The same laws of competition, over-supply, etc., hold with the labourer, whether man or woman. There is no difference whatever in the way in which Capitalism exploits men and women. In the economic fight it has been the one who endeavoured to maintain life on the barest necessities, and who possessed at the same time the least power of resistance, who has been pushed to the wall—whether man or woman. As pointed out by J. A. Hobson —”It is not the difference of sex which is the chief factor in determining the industrial position of woman. Machinery knows neither age nor sex, but chooses the labour embodied in man, woman or child which is the cheapest in relation to the degree of its efficiency.”

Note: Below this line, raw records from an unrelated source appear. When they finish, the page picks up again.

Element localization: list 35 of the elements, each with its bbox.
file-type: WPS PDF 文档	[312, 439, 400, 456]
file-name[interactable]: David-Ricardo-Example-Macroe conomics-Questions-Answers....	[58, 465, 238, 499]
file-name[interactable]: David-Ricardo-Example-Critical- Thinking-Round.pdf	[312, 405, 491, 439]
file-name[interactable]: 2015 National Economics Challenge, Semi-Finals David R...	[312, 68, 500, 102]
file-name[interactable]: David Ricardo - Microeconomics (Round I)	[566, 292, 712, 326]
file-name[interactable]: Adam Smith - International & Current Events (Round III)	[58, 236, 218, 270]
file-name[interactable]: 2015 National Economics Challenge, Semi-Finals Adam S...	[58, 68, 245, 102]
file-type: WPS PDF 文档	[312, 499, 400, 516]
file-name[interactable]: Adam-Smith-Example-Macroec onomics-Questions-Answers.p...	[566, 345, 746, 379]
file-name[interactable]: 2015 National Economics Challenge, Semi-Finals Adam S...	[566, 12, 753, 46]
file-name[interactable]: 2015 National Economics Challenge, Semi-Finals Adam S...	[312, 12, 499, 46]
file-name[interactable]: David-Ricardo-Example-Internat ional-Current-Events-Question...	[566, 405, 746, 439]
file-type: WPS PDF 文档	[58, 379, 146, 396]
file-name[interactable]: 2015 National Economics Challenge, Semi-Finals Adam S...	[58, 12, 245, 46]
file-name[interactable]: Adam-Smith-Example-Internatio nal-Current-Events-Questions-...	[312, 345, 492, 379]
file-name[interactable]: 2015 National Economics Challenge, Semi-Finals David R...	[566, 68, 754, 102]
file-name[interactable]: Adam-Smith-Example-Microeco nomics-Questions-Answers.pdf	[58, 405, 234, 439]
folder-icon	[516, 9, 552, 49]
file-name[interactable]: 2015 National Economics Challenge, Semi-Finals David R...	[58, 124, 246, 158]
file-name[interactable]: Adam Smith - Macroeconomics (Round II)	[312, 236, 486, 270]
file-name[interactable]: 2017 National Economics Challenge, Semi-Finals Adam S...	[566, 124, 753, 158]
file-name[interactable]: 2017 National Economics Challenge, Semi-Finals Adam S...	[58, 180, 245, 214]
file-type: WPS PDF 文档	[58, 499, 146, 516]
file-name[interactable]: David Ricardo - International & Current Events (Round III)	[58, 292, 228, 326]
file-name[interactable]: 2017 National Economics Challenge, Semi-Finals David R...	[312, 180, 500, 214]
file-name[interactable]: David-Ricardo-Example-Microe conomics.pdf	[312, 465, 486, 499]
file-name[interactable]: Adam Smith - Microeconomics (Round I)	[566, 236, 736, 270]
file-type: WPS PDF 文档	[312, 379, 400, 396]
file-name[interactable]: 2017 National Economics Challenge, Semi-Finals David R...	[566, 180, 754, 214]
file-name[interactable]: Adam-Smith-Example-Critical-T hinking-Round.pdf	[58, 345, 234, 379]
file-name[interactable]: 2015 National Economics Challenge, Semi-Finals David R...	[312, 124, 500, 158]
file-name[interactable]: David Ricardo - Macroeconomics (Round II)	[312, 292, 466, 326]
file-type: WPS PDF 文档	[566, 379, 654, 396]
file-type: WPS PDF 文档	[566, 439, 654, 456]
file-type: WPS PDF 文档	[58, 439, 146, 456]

Women, also, are badly organised—they are not good trade unionists. Possibly this is partly because she is by training domestic, and that such things as trade unions, politics, etc., have not come within her purview. Partly too, because she hopes that her entry into industry will not be permanent. . . .

As regards home and family life, even the most superficial observer will agree that the prevailing system exerts a harmful effect.

Take the case of marriage. It is a prevailing impression that marriages are based on the love and mutual respect of two persons for each other. So they are in many cases, but often with consequences of economic disaster. In a large number of cases, however, there is not the slightest doubt that girls enter into marriage for the express purpose of escaping from a life of toil in the office or factory. The marriages and social affairs of the idle rich we can leave out of account—their carryings-on would take volumes to describe. So that from this standpoint alone we can see that it is not remarkable that when economic trouble arises domestic life is directly affected. A good deal of the existing unhappiness in working-class homes is traceable to this source. We all know of the misery entailed through couples being unable either to furnish or buy a house. Either there is a shortage of houses to let or a shortage of money to buy one. After so influencing the structure of family life as to make it conform to its requirements, and then helping to undermine the very foundations of this structure by its degrading conditions, Capitalism goes yet further and displays complete indifference to the fact that for thousands there are no homes at all ! So cheaply is human life regarded. And yet if any lapse from the path of moral rectitude occurs, we are taught to look on it as a shame or a disgrace—that is unless one belongs to the upper ten. The more we look into it, the more do we see the necessity for the closer co-operation of men and women in the fight for the conquest of political power. Many advocates of women suffrage have only sought and worked for sex emancipation, quite failing to realise that its full significance lies in a full social and political education for both sexes before its value can be fully utilized.